Aloha comes across as Cameron Crowe’s baffling artistic suicide note to his adoring public.
By Paul Dervis
He brought you Say Anything and Jerry Maguire. okay, we’re not talking art films here, but for commercial ventures they were respectable successes on multiple levels.
He also helmed Vanilla Sky, a Hollywood version of an art film. Not altogether successful, but interesting nonetheless.
And he wrote and directed my personal favorite Crowe film, Elizabethtown. However, I appear to be the only critic who actually liked that movie.
And now he brings you Aloha, a film one could interpret as Crowe’s baffling artistic suicide note to his adoring public. Is it that bad? Well….it had its moments. But you had to sift through an almost unintelligible storyline to find them. If not for a superior cast and I am sure a ridiculously high budget, Aloha surely would not have seen the light of day.
What was it about?
I’m asking myself that same question.
Bradley Cooper plays Brian Gilcrest, or Ryan Seacrest, or something like that. He is some sort of military hotshot who has gone off the rails. I am not sure Cooper himself knew much about the character he was playing; but he still managed to bring an affable, quirkiness to Gilcrest. Cooper, even in confusing wasteland, has talent and the chemistry to spare. And I, like countless teenage girls, find him loveable on film.
So he’s not the problem.
Emma Stone, as Allison Ng, a military attaché assigned to babysit Gilcrest, is a bit harder to stomach. She plays a dedicated career officer who is half native Hawaiian. Upon meeting Gilcrest she is smitten by our hero. In fact, she hasn’t been with him for two minutes and she is already jealous of a former lover of his. This is difficult to swallow, almost as much as her being half native. And Stone’s performance is one-dimensional ….not that she had anything at all to work with.

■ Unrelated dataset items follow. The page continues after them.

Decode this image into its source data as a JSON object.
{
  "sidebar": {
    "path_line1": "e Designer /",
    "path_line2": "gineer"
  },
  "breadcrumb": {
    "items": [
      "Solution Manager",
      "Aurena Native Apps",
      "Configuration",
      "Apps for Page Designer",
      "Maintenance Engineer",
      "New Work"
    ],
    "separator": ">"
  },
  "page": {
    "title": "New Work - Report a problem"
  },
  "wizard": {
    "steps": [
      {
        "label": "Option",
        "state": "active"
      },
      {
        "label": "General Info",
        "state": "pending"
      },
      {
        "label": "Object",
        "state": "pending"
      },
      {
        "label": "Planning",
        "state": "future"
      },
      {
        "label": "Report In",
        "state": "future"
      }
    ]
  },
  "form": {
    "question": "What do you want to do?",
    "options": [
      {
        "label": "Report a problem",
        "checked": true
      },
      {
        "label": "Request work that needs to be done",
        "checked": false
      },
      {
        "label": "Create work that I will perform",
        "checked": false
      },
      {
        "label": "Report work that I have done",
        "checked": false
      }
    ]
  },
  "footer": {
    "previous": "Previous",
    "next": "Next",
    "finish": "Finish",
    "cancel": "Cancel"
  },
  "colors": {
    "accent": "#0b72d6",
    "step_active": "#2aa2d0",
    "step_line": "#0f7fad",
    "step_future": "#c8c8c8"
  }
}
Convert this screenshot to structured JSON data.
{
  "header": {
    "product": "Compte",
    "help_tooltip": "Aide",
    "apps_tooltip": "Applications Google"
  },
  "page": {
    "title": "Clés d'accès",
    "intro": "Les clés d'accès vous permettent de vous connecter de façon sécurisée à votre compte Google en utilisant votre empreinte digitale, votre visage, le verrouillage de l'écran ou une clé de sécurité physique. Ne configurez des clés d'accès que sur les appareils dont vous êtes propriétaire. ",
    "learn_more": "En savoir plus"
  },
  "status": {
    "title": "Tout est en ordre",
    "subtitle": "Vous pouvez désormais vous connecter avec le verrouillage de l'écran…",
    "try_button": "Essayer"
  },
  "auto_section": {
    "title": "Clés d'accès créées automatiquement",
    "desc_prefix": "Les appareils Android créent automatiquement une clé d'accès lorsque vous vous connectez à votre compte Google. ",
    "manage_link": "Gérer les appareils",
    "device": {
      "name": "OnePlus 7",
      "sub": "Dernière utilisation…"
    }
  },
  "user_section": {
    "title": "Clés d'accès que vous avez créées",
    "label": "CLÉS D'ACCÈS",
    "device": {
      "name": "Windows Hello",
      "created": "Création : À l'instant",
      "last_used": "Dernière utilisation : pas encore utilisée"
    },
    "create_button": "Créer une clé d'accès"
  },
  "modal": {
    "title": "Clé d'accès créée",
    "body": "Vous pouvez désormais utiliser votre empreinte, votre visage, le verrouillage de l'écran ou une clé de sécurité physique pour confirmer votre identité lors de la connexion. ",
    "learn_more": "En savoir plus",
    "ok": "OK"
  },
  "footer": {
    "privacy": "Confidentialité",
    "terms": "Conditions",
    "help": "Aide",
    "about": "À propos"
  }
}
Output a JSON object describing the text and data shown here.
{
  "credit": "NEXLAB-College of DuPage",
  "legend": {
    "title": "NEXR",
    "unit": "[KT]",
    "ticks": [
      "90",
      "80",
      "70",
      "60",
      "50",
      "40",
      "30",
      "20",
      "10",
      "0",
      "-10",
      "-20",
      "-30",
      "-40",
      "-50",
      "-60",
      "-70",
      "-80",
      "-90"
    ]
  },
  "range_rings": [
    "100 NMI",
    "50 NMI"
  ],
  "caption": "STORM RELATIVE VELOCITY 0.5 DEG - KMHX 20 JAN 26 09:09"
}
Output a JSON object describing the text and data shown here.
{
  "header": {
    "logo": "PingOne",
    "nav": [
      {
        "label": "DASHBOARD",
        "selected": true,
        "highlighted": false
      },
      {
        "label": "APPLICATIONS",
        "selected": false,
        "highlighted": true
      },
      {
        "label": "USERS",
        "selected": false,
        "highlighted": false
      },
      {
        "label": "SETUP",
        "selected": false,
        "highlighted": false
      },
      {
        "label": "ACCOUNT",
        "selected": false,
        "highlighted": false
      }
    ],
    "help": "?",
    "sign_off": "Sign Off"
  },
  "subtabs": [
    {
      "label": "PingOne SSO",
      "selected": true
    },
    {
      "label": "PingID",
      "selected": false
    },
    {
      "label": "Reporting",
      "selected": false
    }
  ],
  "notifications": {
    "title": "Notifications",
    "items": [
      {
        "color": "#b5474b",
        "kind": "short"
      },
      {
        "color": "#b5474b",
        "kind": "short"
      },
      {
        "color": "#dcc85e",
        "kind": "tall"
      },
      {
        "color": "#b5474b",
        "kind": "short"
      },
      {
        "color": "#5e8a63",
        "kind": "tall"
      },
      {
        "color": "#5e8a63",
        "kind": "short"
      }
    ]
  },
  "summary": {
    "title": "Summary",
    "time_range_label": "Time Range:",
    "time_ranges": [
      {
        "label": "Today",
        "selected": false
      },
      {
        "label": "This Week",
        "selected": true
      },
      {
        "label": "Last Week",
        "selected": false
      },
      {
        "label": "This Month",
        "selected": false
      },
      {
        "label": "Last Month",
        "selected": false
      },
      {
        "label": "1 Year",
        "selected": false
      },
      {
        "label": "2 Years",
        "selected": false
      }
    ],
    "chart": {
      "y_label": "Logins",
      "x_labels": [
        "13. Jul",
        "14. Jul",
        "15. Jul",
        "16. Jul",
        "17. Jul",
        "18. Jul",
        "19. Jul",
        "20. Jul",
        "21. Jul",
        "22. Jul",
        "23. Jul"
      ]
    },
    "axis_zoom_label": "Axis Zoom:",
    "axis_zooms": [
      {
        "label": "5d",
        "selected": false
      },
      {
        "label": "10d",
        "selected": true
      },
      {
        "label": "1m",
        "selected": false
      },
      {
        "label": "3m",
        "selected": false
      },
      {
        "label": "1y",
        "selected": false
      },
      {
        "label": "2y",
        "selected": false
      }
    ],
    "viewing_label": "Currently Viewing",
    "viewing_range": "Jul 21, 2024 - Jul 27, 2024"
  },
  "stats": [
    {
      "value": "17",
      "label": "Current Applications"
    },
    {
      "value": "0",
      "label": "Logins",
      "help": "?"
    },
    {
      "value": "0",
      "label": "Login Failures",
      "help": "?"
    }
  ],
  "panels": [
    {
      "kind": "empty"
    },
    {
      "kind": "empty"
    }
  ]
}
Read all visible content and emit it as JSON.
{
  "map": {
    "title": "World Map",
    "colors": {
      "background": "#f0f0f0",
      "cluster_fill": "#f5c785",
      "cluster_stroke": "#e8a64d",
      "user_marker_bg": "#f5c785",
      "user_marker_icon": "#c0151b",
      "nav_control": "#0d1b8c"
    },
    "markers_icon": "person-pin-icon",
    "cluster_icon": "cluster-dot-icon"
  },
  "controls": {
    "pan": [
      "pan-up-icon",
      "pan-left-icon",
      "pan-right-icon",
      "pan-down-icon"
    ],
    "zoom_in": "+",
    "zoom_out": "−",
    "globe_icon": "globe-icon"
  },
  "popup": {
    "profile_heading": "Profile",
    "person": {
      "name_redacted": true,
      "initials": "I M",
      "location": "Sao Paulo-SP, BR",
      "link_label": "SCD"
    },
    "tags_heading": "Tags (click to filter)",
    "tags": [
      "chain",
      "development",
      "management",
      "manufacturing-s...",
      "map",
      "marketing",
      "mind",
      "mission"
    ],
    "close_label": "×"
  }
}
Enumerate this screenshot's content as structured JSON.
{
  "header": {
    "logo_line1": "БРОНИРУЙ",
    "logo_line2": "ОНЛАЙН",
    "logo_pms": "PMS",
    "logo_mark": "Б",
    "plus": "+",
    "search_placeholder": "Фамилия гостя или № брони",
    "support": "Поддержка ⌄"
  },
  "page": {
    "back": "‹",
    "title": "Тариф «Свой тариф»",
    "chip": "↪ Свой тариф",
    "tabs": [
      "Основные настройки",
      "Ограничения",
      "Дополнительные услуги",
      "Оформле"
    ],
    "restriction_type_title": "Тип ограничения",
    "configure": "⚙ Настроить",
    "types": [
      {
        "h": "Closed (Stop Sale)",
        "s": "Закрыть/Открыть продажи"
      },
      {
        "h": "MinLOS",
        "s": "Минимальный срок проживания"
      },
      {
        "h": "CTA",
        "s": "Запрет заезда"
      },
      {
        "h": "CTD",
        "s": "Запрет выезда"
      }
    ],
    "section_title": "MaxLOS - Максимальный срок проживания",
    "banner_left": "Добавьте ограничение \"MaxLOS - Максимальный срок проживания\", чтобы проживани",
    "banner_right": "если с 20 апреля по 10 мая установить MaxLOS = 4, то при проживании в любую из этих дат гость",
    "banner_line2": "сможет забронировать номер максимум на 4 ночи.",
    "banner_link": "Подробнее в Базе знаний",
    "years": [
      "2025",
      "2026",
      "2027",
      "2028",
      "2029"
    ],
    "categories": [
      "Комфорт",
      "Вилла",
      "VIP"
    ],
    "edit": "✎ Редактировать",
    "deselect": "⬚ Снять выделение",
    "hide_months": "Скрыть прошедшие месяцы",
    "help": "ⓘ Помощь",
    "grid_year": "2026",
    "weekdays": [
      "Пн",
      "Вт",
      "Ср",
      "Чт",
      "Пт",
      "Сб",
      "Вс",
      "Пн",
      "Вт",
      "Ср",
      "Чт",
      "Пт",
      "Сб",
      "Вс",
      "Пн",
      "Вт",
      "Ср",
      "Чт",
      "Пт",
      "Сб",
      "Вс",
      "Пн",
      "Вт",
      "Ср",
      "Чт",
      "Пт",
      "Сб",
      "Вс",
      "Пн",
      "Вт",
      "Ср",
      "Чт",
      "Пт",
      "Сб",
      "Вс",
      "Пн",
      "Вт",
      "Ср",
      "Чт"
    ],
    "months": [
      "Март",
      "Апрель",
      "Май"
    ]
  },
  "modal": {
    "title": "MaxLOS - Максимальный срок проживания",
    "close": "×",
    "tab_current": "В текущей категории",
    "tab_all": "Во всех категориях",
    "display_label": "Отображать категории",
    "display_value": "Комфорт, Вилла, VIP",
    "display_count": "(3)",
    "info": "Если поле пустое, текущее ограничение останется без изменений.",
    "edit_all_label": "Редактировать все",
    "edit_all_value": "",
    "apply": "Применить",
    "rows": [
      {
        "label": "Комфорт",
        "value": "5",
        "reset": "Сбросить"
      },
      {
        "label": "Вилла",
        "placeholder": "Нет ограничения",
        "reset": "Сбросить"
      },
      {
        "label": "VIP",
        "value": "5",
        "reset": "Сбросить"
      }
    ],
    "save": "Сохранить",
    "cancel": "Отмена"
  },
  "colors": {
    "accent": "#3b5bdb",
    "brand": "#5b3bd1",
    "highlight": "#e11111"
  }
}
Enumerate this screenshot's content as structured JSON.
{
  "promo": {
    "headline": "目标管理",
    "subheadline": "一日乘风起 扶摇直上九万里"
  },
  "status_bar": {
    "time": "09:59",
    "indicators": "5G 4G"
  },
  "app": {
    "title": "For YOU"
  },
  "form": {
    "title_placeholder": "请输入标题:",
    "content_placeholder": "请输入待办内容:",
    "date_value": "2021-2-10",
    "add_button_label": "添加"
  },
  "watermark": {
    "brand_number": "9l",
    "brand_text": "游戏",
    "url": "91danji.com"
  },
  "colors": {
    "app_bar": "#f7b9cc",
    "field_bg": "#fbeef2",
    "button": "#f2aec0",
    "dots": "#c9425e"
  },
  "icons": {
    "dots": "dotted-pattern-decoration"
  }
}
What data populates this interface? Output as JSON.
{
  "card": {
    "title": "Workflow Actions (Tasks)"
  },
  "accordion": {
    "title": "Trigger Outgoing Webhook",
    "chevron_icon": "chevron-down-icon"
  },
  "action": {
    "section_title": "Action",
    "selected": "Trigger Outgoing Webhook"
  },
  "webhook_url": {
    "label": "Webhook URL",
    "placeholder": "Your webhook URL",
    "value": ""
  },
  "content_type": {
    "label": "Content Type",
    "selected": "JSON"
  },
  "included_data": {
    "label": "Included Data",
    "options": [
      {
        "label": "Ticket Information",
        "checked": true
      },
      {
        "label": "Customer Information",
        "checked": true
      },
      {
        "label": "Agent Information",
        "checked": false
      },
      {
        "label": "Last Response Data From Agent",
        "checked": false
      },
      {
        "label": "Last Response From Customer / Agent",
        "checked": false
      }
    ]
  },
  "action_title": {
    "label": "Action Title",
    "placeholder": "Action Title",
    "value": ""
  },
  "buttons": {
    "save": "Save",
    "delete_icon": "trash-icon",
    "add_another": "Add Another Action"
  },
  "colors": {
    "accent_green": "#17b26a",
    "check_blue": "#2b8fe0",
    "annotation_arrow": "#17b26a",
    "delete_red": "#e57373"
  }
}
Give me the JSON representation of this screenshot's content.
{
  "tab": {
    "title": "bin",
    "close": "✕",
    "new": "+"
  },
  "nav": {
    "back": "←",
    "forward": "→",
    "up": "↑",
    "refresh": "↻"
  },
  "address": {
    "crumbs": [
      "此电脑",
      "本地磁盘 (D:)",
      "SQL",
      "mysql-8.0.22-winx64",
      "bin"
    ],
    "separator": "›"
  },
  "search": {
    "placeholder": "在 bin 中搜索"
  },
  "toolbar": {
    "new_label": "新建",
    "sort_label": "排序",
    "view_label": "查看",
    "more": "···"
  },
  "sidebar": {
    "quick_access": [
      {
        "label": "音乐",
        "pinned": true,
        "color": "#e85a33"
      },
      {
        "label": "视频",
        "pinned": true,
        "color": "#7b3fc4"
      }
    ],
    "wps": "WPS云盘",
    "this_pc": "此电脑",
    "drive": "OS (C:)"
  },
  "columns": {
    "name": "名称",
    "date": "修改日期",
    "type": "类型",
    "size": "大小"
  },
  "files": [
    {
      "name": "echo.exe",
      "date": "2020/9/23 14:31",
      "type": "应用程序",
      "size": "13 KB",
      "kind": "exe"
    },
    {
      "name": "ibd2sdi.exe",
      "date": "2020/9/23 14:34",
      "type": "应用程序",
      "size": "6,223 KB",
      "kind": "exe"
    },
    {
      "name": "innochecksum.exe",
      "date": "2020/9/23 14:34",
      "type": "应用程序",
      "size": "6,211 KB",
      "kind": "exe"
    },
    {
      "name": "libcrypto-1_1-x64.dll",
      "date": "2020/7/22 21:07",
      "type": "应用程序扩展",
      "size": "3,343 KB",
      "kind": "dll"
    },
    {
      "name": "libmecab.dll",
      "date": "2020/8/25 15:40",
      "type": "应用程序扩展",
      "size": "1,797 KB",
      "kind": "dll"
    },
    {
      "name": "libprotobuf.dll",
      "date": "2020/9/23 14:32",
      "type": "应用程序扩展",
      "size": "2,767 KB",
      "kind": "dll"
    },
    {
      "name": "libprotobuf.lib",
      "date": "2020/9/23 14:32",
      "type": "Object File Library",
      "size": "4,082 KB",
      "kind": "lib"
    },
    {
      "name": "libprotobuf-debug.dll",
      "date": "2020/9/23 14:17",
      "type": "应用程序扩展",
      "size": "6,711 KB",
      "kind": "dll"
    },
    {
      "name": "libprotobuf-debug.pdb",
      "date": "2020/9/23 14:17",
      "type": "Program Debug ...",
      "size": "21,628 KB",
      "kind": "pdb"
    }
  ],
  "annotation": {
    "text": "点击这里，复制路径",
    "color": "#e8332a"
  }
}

The cast is rounded off with two strong actors given weak roles. Rachel McAdams plays Tracy, Gilcrest’s old flame whom he abandoned (pregnant) a dozen years before. Maybe I should have offered a ‘spoiler alert’ before I mentioned that, but if anyone in the audience didn’t see that coming, then they clearly were not paying attention…but then again, who could blame them? The fact that Tracy’s oldest child was, in fact, Gilcrest’s may be the only obvious fact in this convoluted tale.
And for those Bill Murray fans hoping to see yet another magical turn from this aging star, well, don’t blink. His billionaire character Carson Welch is the personification of plot sweetener. When given some screen time, Murray does not disappoint. But if he needed more than a weekend in Hawaii, then I would love to see what’s on the cutting room floor.
The best reason to see this film is that it is an attractive travelogue. The scenery, as they say, can’t be beat. And the soundtrack was also superior.
But where the heck is the story here? And what is this film. A comedy? A love story? A tale of intrigue? Tell me, Cameron. Oh, right, you don’t know either.
Paul Dervis has been teaching drama in Canada at Algonquin College as well as the theatre conservatory Ottawa School of Speech & Drama for the past 15 years. Previously he ran theatre companies in Boston, New York, and Montreal. He has directed over 150 stage productions, receiving two dozen awards for his work. Paul has also directed six films, the most recent being 2011’s The Righteous Tithe.